Doing point-by-point single changes in both the tiotropium structure and the the receptor residues lets you use the kinetic data to your advantage. Such similar compounds should have similar modes of dissociation from the binding site. You can then compare off-rates to the binding constants, looking for the ones that deviate from the expected linear relationship. What they find is that the first event when tiotropium leaves the binding site is the opening of the aromatic cage mentioned above. Mutating any of these residues led to a big effect on the off-rate compared to the effect on the binding constant. Mutations further up along the tunnel leading to the binding site behaved in the same way: pretty much identical Ki values, but enhanced off-rates.
These observations, the paper says with commendable honesty, don’t help the medicinal chemists all that much in designing compounds with better kinetics. You can imagine finding a compound that takes better advantage of this binding (maybe), but you can also imagine spending a lot of time trying to do that. The interaction with the asapragine at residue 508 is more useful from a drug design standpoint:
Our data provide evidence that the double hydrogen interaction of N5086.52 with tiotropium has a crucial influence on the off-rates beyond its influence on Ki. Mutation of N5086.52 to alanine accelerates the dissociation of tiotropium more than 1 order of magnitude than suggested by the Ki. Consequently, tiotropium derivatives devoid of the interacting hydroxy group show overproportionally short half-lives. Microsecond MD simulations show that this double hydrogen bonded interaction hinders tiotropium from moving into the exit channel by reducing the frequency of tyrosine-lid opening movements. Taken together, our data show that the interaction with N5086.52 is indeed an essential prerequisite for the development of slowly dissociating muscarinic receptor inverse agonists. This hypothesis is corroborated by the a posteriori observation that the only highly conserved substructure of all long-acting antimuscarinic agents currently in clinical development or already on the market is the hydroxy group.

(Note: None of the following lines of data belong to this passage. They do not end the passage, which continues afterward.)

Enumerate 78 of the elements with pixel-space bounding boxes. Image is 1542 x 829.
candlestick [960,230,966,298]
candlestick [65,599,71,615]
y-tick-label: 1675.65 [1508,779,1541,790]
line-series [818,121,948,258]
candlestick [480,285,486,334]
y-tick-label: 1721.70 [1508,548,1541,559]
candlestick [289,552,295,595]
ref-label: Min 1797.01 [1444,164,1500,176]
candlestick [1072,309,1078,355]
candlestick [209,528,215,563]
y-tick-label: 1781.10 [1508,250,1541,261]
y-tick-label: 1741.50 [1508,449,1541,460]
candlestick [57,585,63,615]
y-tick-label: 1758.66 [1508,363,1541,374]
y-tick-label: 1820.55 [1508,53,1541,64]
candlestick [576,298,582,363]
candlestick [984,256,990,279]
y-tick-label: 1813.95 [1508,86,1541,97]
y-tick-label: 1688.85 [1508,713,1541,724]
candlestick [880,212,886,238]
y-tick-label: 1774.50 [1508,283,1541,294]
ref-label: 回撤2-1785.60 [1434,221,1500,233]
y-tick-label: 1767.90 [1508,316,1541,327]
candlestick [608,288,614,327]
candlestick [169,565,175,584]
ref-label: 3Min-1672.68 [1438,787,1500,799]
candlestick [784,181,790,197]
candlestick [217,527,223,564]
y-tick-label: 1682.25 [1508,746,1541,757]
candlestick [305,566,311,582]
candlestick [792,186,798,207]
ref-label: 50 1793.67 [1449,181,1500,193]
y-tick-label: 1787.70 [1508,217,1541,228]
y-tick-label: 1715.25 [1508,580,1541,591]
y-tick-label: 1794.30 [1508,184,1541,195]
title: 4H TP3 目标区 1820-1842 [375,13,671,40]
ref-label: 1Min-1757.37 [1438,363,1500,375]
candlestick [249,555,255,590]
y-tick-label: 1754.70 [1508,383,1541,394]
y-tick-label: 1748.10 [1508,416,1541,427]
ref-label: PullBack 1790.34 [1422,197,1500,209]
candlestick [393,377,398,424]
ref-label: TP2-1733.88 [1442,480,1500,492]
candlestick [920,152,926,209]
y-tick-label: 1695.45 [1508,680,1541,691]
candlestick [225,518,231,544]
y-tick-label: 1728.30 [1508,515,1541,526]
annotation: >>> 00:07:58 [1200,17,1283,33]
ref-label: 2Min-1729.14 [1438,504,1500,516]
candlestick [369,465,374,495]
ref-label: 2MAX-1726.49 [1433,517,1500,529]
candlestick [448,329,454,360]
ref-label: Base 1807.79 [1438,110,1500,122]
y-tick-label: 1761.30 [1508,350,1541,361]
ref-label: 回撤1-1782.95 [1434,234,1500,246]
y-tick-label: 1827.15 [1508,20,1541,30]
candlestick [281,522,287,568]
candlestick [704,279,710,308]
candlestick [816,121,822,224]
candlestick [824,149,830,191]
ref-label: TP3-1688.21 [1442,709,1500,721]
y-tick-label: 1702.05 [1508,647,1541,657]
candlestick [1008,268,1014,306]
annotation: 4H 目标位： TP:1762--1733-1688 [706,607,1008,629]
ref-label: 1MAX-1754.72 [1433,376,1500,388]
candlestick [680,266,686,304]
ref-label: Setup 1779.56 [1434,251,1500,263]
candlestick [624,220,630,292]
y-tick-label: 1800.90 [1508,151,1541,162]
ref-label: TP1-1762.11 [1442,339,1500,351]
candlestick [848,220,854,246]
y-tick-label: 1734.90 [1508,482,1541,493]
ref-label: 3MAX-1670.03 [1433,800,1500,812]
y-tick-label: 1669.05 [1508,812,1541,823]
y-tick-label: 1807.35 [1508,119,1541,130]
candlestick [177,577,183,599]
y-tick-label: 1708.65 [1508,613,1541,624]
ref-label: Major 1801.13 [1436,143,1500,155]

But the extracellular loops also get into the act. The m2 subtype’s nearby loop seems to be more flexible than the one in m3, and there’s a lysine in the m3 that probably contributes some electrostatic repulsion to the charged tiotropium as it tries to back out of the protein. That’s another effect that’s hard to take advantage of, since the charged region of the molecule is a key for binding down in the active site, and messing with it would probably not pay dividends.
But there are some good take-aways from this paper. The authors note that the X-ray structure, while valuable, seems to have large confirmed the data generated by mutagenesis (as well it should). So if you’re willing to do lots of point mutations, on both your ligand and your protein, you can (in theory) work some of these fine details out. Molecular dynamics simulations would seem to be of help here, too, also in theory. I’d be interested to hear if people can corroborate that with real-world experience.